Com todo o respeito, pasmem: dos vinte e cinco maiores investidores, vinte e três são laboratórios farmacêuticos! (Os outros dois são um plano de saúde e uma clínica psiquiátrica particular.)
A referida notícia diz que os recursos recebidos dos patrocinadores são aplicados pela entidade na educação continuada, no jornal e na revista, além de financiamento de congressos e outros eventos científicos. E arremata dizendo: “(dar prêmios a esses patrocinadores) é uma forma de estreitar ainda mais os laços (da entidade beneficiada) com essas organizações (indústrias farmacêuticas) e valorizar o investimento que é feito na psiquiatria”. De passagem, o prêmio aos patrocinadores campeões foi
distribuído em jantar à véspera da abertura do congresso brasileiro da especialidade.
Com respeito, pondere o distinto leitor as três perguntas que seguem, para, ao final, concluírmos juntos: 1) Qual o remédio psiquiátrico que mais vende no Brasil e no mundo?: a) antidepressivo; b) qualquer outro remédio; c) nenhuma das anteriores. 2) Qual o diagnóstico mais frequente em psiquiatria?: a) transtorno bipolar; b) qualquer outra doença; c) nenhuma das anteriores. 3) Das doze páginas inteiras de propaganda publicadas na última edição de importante revista nacional de psiquiatria, quantas
são de antidepressivos?: a) dez páginas; b) qualquer outro número; c) nenhuma das anteriores.
Se o prezado leitor responder “a” às perguntas, fica fácil concluir porque vinte e três dos vinte e cinco maiores investidores em entidade psiquiátrica brasileira são fabricantes de remédios antidepressivos, que brigam de foice na disputa pelo prêmio Quem vende mais. Nessas mesmas publicações (o jornal e a revista), a maioria dos artigos é sobre uso de antidepressivos: “Adesão terapêutica ao transtorno bipolar”; “Tratamento de depressão bipolar”; “Tratamento de manutenção bipolar” e vai daí para frente. E o que preocupa é que não se diz uma só palavra sobre conflito de interesse.
Porém, nessa terra arrasada pelos antidepressivos administrados sob a justificativa de “espectro bipolar”, fruto pago pelos fabricantes de remédios, nasce uma semente de esperança. O Conselho Federal de Medicina, atento ao problema entre indústrias farmacêuticas e médicos, divulgou, em 14 de fevereiro passado, acordo firmado com as indústrias farmacêuticas, a fim de que se diminuam os brindes, as viagens e os jantares distribuídos a médicos.

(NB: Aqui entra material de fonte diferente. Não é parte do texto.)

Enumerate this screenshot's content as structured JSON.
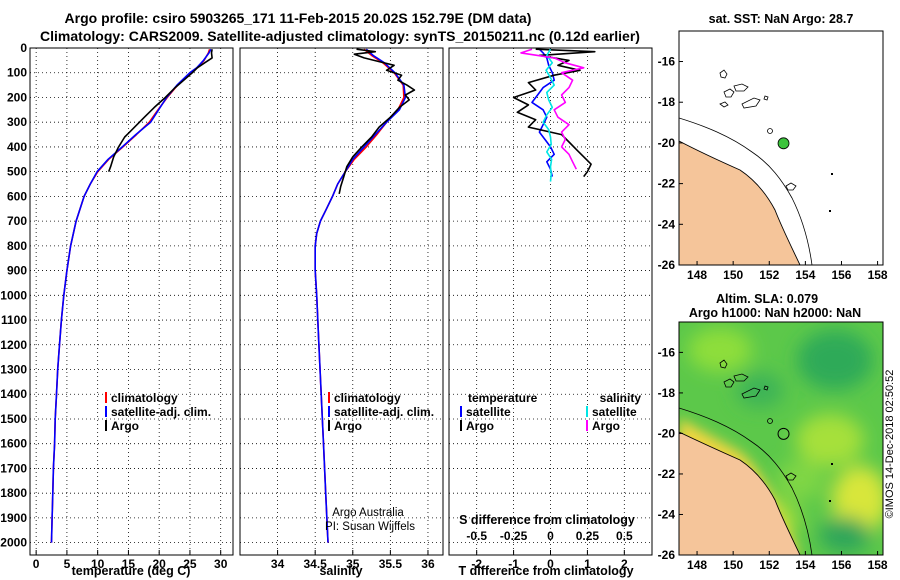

Doravante, haverá certas regras a inibir as benesses de todo o gênero que os interesses maiores dos fabricantes de remédio, de modo especial antidepressivos, usam para fagocitar o pobre médico, hoje já bastante rendido aos “fazem-me rir de última geração”.
É preciso ser justo e reconhecer que as indústrias farmacêuticas cumprem o que devem fazer e o fazem bem: propaganda e venda. Esse é o seu escopo. Porém, o do médico é bem diverso: o interesse está no paciente e em mais nada. Não podem os jantares à tripa forra, as passagens aéreas e os hotéis com estrelas ditar o quadro clínico e a prescrição. Aí está o problema, pois o médico, submetido à propaganda maciça sobre o conceito de uma doença e seu remédio, quando diante de paciente que tem
possibilidades de se encaixar nesse contexto, poderá ser traído pela ideia-afetiva da propaganda, que costuma invadir o pensamento das pessoas, até das mais equilibradas, e alterar o raciocínio associativo e a lógica que dirige e determina o curso do seu trabalho técnico.
É o problema da propaganda. Válida mas nociva, no caso da decadente psiquiatria atual.